Confusion with loading a raw dataset for texcat.teach, all answers marked as "accept" ?

I'm planning to run a binary textcat.teach on a corpus of raw texts, and I'm a bit confused by the process.

$ prodigy dataset social-texts

  ✨  Successfully added 'social-texts' to database SQLite.

$ prodigy db-in social-texts ./data/social_text_data_1.jsonl

  ✨  Imported 10000 annotations for 'social-texts' to database SQLite
  Added 'accept' answer to 10000 annotations
  Session ID: 2019-11-21_13-14-54

These are raw texts that don't have any annotations yet, where one line of social_text_data_1.jsonl is like:

{"text": "i can't believe the service on American Airlines! It's so terrible @aa #badflights"}

I'm confused as to this message upon loading the dataset: Added 'accept' answer to 10000 annotations

Is there a different way to load a corpus of raw texts for annotation that doesn't assume the examples are all 'Accept'?

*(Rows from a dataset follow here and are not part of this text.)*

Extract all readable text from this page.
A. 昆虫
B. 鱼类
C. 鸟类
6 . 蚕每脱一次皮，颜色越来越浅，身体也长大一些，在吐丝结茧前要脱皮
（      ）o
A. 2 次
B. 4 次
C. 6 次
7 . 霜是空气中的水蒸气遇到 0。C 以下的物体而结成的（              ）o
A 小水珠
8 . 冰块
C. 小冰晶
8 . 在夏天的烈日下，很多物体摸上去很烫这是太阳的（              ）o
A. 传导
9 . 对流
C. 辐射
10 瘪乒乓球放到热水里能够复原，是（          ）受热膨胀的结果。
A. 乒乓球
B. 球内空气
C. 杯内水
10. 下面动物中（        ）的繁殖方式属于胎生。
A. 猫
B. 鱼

Hi! I think the solution might be a lot simpler :slightly_smiling_face: Prodigy doesn't require you to upload any data before you start annotating – so you can pass your social_text_data_1.jsonl to the textcat.teach recipe as the source argument and it'll load the data from a file.

The datasets in the database only store the collected annotations. So the db-in command to import data is mostly intended to load in already annotated examples. That's also why it adds the answer by default.

1 Like

Thank you! That makes sense.

EDIT: Moving my follow-up question to another thread.